New Delhi, India – Getting into one of the prestigious Indian Institute of Technology (IIT) schools was supposed to be the end of the financial woes for Paras* and his family. Instead, things have only worsened due to the federal government’s long delays in dispensing Paras’s monthly fellowship allowance of 37,000 rupees ($435).

At the IIT, Paras is a research fellow, looking into solutions to a global public health crisis created by the spread of infectious diseases. His fellowship comes from the INSPIRE scheme, funded by India’s Department of Science and Technology (DST).

But delays in the scheme’s payment have meant that Paras was not able to pay the instalments on the laptop he bought for his research in 2022. His credit score plummeted, and his savings plans crashed.

Paras’s parents are farmers in a drought-affected region of western India, and their income depends on a harvest that often fails. So, he has resorted to borrowing money from friends, including as recently as between August and December, he told Al Jazeera.

Paras is not alone. Al Jazeera spoke to nearly a dozen current and former fellows enrolled in top institutes across India under the Innovation in Science Pursuit for Inspired Research (INSPIRE) programme.
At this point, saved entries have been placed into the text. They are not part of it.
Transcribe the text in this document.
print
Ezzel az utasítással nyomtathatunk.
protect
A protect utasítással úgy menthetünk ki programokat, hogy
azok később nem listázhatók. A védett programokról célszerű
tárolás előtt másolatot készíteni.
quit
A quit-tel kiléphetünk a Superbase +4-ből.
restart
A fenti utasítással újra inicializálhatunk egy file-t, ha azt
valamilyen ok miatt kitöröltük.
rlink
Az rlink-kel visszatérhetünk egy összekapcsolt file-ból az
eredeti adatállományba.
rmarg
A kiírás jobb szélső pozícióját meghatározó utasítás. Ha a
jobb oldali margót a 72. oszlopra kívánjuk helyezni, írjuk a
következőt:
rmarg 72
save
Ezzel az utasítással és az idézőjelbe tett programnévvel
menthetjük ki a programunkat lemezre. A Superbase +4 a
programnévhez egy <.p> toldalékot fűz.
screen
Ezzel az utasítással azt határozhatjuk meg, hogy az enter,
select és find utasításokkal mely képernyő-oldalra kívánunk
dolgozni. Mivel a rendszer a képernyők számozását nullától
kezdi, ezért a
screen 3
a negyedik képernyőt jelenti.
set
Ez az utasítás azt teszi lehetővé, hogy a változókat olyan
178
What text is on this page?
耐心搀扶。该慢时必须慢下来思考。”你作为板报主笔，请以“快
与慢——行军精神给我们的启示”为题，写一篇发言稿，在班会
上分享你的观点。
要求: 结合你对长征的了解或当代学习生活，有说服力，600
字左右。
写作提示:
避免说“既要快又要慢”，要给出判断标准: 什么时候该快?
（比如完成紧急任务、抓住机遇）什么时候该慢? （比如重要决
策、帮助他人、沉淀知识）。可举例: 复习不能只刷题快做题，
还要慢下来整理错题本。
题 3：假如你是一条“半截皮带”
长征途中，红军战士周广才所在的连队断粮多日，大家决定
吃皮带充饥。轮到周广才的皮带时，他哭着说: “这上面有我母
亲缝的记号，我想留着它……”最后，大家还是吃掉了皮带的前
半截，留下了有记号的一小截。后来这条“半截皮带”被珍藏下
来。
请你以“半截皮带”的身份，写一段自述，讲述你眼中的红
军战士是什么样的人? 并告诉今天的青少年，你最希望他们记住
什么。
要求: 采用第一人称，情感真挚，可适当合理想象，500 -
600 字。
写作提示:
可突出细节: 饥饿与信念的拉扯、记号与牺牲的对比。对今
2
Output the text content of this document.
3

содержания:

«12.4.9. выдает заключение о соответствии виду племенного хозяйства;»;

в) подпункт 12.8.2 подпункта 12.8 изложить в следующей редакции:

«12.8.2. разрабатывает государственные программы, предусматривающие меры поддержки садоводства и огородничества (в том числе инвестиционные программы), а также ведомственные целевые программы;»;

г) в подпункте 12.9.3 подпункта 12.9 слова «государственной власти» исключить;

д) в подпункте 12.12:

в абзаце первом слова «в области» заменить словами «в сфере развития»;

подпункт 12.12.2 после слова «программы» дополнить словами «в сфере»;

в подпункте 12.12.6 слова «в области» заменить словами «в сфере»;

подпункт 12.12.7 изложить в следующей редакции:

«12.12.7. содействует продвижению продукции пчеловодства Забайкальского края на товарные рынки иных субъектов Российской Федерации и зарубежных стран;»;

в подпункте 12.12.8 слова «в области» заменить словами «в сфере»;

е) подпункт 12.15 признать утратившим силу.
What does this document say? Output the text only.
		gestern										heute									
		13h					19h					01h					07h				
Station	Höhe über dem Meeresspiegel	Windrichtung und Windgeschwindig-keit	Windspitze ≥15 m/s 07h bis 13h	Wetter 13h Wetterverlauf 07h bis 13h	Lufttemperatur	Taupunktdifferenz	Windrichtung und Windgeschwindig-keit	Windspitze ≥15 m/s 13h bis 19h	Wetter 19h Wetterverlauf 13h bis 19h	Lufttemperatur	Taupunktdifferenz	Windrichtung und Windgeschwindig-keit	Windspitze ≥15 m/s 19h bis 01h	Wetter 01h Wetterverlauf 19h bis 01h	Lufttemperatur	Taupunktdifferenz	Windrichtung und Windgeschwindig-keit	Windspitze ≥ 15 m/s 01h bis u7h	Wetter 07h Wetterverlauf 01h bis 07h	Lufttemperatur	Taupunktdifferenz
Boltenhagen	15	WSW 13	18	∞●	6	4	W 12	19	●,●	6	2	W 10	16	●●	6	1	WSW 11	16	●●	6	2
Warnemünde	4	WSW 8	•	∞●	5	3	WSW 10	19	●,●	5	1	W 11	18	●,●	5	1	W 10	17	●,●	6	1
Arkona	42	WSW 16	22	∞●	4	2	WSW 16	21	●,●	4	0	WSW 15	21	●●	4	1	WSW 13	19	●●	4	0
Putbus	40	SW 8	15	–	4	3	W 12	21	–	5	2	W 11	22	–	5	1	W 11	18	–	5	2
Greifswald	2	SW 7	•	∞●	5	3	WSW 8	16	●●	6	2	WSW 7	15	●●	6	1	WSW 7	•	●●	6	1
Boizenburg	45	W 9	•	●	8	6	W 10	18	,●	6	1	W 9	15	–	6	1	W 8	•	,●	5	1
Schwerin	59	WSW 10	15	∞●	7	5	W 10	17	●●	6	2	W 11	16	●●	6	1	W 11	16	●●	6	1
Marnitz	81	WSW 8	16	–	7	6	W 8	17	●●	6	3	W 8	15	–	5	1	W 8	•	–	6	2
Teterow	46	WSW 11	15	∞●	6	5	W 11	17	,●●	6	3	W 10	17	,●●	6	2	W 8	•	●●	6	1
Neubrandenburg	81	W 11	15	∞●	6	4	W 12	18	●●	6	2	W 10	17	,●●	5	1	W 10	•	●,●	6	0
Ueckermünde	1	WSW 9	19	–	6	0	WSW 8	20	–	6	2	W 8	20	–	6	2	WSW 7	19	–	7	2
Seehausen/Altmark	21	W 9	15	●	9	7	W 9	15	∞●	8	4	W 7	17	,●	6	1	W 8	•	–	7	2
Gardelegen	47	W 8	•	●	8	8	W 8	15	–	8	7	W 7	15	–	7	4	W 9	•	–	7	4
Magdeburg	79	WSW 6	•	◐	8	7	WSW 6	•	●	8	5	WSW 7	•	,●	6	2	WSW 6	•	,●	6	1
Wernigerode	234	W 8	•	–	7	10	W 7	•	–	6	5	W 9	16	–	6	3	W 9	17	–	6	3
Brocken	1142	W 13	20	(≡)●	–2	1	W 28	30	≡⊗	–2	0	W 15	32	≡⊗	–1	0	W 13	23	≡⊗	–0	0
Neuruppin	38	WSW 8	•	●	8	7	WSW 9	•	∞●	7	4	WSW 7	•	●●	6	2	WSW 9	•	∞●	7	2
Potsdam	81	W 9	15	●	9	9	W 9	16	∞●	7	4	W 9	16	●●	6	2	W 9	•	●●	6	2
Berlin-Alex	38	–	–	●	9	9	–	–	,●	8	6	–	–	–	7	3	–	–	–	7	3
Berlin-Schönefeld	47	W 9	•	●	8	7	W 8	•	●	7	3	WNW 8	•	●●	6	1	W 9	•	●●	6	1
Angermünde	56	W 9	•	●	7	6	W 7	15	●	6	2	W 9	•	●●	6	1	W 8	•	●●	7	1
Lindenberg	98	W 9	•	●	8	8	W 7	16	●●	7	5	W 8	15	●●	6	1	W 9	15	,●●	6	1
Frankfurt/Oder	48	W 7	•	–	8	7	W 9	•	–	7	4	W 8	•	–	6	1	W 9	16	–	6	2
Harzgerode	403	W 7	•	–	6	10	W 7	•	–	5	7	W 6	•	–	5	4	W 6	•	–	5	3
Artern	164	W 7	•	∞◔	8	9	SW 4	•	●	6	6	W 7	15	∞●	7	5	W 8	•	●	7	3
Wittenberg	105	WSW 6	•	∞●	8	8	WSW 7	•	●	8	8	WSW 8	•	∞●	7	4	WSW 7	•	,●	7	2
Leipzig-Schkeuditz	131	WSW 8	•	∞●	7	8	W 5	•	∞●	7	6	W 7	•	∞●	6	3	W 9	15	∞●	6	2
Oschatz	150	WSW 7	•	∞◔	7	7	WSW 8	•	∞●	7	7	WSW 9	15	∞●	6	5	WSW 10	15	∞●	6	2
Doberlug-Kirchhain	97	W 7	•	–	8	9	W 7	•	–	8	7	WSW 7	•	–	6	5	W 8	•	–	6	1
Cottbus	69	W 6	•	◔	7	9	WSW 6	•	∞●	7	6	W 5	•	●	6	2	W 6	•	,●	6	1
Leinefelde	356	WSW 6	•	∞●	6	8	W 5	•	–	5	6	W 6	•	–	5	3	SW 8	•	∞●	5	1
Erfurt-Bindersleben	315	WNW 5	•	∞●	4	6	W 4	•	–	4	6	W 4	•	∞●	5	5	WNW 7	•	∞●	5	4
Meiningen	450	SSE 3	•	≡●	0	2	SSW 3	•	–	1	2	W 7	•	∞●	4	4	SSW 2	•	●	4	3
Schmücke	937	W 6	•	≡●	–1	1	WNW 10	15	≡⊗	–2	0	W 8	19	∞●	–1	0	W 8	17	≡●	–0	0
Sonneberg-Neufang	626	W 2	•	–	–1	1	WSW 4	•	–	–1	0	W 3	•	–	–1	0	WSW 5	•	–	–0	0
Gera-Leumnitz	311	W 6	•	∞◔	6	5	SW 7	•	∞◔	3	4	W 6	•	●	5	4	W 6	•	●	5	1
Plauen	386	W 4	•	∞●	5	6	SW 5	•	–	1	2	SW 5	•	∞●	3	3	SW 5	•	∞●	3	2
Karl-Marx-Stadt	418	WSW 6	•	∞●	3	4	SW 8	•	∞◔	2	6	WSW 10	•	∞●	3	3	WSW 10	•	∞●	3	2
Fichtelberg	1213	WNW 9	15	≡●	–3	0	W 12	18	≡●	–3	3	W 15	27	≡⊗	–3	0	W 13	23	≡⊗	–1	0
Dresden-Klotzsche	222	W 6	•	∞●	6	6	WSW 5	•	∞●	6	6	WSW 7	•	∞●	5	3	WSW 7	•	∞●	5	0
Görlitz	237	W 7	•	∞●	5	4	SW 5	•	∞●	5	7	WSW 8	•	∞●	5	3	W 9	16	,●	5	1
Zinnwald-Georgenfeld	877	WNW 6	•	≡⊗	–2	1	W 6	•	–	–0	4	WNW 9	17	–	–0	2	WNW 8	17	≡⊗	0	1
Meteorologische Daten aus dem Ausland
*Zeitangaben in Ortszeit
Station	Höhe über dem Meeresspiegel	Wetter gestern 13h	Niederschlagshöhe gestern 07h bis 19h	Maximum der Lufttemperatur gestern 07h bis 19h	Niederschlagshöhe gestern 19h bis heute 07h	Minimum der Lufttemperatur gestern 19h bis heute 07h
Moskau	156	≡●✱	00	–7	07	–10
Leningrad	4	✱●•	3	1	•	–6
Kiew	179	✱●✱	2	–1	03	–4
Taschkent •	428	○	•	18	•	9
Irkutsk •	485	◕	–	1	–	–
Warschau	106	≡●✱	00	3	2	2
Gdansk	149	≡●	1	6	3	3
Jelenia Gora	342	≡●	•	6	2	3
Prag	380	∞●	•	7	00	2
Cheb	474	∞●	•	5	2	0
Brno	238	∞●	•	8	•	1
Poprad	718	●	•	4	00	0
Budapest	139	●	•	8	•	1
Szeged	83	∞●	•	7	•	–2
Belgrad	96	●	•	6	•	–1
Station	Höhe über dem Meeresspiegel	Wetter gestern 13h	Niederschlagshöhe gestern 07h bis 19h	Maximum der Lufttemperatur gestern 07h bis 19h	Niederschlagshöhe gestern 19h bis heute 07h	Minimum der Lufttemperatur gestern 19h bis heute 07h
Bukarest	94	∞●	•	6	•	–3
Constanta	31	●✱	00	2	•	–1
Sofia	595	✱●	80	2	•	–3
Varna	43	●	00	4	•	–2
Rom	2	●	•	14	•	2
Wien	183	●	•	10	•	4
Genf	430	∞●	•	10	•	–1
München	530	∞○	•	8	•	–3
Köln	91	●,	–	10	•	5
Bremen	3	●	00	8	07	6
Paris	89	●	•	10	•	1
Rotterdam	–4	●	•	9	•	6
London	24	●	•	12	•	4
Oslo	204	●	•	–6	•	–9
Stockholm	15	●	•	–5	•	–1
The interviewees studied at institutions such as the IIT, a network of engineering and technology schools across the country, and the Indian Institutes of Science Education and Research, another network.

All had gone from three to as long as nine months without a stipend.

The funding delays and procedural lapses have marred the fellowship and impaired their research capacity, they said.

Many researchers recently took to social media to complain, tagging Indian Prime Minister Narendra Modi and Minister of Science and Technology Jitendra Singh.

“For over a year now, many of us who are pursuing PhDs under DST-funded fellowships have not received our stipends,” Sayali Atkare, an INSPIRE fellow, wrote on LinkedIn. “This has pushed many young researchers into severe financial and emotional stress.”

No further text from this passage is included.